Deep Survival Analysis of Longitudinal EHR Data for Joint Prediction of Hospitalization and Death in COPD Patients
Enrico Manzini, Thomas Gonzalez Saito, Joan Escudero, Ana Génova, Cristina Caso, Tomas Perez-Porcuna, Alexandre Perera-Lluna
TL;DR
This study targets time-to-event prediction in COPD by leveraging longitudinal EHR data to jointly forecast hospitalization and death under semi-competing risks. It compares statistical, ML, and DL approaches, with DL models that incorporate longitudinal sequences (DDH and DRSM) delivering the strongest predictive performance, particularly for hospitalization. By estimating cause-specific hazards $\alpha_{ij}(t)$ and utilizing dynamic AUC metrics, the work demonstrates the value of temporal modeling for risk stratification in COPD. While internal validation shows clear gains for recurrent DL architectures, external validation and transformer-based EHR pretraining remain as future directions to enhance generalizability and clinical impact.
Abstract
Patients with chronic obstructive pulmonary disease (COPD) have an increased risk of hospitalizations, strongly associated with decreased survival, yet predicting the timing of these events remains challenging and has received limited attention in the literature. In this study, we performed survival analysis to predict hospitalization and death in COPD patients using longitudinal electronic health records (EHRs), comparing statistical models, machine learning (ML), and deep learning (DL) approaches. We analyzed data from more than 150k patients from the SIDIAP database in Catalonia, Spain, from 2013 to 2017, modeling hospitalization as a first event and death as a semi-competing terminal event. Multiple models were evaluated, including Cox proportional hazards, SurvivalBoost, DeepPseudo, SurvTRACE, Dynamic Deep-Hit, and Deep Recurrent Survival Machine.
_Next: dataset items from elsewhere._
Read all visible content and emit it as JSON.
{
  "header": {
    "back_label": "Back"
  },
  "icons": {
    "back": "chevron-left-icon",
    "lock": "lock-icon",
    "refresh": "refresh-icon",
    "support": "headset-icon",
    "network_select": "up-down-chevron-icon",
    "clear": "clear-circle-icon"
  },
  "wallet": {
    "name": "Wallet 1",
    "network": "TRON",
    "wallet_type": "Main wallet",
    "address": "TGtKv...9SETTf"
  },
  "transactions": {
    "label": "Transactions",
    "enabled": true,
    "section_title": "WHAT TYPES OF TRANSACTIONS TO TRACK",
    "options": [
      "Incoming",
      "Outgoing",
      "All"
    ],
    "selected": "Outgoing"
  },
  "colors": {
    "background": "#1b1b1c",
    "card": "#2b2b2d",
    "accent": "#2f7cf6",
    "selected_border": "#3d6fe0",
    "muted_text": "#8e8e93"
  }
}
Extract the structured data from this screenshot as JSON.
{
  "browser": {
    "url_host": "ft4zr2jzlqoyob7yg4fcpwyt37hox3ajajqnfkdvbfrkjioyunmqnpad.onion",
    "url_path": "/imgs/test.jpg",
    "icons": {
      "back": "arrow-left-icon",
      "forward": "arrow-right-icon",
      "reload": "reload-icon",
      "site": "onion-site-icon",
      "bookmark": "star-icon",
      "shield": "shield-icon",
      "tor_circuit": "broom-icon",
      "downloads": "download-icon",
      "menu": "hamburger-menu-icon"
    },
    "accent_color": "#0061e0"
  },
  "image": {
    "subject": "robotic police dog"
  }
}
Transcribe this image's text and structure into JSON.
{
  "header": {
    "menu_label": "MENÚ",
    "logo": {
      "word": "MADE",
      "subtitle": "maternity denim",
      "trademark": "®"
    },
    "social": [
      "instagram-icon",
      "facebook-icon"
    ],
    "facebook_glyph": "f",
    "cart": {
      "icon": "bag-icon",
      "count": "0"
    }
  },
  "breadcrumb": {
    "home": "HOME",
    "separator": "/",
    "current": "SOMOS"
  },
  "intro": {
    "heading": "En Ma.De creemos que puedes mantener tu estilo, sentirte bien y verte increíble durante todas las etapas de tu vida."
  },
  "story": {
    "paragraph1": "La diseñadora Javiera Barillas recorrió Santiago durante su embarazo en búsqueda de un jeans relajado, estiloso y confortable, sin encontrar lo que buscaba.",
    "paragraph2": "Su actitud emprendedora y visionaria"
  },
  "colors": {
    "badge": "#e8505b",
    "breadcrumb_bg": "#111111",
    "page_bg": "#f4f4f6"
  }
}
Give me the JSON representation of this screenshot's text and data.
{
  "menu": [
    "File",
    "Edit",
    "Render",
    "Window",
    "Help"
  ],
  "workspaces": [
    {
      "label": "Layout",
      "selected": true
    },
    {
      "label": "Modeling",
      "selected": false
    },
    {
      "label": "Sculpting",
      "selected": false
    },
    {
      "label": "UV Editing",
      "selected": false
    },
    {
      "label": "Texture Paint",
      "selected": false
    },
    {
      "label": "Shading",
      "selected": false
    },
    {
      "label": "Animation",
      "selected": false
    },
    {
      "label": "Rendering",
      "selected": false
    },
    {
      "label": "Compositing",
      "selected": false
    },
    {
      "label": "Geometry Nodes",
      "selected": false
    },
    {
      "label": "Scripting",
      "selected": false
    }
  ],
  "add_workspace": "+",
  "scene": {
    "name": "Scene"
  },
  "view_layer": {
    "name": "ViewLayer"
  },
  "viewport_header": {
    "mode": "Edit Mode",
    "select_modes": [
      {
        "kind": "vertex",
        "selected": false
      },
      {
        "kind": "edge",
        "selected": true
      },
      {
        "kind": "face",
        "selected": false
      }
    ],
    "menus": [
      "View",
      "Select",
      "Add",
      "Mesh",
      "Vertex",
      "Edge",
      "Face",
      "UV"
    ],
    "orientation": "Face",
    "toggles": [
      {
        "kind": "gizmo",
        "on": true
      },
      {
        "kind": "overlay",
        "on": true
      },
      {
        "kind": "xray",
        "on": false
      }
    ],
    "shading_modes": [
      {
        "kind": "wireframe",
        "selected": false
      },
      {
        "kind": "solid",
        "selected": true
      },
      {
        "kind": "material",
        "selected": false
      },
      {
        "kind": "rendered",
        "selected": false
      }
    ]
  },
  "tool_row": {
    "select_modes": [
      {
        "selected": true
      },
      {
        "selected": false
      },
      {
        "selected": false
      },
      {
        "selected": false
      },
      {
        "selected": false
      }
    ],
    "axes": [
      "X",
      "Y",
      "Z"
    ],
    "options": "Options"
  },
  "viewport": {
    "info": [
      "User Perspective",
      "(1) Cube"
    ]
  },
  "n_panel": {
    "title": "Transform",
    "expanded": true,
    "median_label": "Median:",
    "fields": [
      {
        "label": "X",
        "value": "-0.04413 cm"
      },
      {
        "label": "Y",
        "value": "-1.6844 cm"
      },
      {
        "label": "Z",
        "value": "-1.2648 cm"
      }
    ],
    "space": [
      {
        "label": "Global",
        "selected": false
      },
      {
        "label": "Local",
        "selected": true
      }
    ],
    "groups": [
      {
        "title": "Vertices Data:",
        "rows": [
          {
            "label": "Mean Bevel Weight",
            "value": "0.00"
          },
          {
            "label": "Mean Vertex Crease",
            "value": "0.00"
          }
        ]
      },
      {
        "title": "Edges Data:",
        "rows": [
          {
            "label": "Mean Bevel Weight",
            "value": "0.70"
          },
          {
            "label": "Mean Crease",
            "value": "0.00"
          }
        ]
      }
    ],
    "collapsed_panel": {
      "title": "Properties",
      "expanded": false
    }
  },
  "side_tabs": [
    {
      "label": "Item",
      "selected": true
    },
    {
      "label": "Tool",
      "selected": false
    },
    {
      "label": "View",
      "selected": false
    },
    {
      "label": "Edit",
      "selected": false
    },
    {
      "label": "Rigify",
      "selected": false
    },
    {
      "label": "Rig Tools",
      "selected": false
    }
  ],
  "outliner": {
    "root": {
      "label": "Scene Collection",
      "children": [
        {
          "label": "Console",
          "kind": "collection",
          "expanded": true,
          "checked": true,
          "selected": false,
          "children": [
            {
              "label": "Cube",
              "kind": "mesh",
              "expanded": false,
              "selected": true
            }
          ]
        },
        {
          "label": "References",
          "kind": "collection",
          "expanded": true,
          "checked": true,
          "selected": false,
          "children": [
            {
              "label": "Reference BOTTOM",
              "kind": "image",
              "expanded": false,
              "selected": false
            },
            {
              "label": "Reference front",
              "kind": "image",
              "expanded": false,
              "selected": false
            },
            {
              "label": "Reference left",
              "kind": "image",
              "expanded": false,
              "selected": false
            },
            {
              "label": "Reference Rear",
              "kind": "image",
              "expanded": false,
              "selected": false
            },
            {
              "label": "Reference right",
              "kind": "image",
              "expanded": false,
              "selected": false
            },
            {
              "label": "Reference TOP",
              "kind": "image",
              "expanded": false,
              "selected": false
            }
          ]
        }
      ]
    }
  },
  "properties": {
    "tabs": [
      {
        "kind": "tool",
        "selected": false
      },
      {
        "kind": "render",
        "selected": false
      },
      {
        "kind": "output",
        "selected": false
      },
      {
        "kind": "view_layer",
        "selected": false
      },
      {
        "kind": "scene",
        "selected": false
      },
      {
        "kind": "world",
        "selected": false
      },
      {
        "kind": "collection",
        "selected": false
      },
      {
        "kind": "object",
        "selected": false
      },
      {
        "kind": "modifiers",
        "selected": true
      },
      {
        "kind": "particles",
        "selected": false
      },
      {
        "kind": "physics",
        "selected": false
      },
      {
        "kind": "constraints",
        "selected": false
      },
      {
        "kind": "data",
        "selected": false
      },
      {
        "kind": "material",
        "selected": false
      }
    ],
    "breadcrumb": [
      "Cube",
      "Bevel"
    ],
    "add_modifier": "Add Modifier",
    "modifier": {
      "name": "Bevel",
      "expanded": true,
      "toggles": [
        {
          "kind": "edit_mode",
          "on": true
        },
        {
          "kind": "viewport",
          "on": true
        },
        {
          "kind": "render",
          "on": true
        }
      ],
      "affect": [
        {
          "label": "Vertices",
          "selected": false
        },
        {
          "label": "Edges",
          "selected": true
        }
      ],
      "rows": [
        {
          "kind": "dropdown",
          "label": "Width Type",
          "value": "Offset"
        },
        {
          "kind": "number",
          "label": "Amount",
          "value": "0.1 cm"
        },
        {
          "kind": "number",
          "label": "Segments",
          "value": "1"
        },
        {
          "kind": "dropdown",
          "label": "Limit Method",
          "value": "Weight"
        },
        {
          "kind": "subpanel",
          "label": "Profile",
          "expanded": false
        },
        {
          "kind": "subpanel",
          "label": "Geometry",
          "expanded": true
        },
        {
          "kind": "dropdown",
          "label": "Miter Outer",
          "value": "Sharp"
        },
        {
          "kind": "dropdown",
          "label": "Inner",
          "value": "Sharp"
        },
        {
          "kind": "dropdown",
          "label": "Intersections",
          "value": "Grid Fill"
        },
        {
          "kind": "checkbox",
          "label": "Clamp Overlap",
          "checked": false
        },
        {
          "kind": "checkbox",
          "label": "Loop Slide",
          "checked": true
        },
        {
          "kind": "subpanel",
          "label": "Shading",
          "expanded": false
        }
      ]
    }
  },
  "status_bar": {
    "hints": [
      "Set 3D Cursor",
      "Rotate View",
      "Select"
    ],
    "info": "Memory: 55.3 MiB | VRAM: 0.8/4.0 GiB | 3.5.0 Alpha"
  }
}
Results showed that DL models utilizing recurrent architectures outperformed both ML and linear approaches in concordance and time-dependent AUC, especially for hospitalization, which proved to be the harder event to predict. This study is, to our knowledge, the first to apply deep survival analysis on longitudinal EHR data to jointly predict multiple time-to-event outcomes in COPD patients, highlighting the potential of DL approaches to capture temporal patterns and improve risk stratification.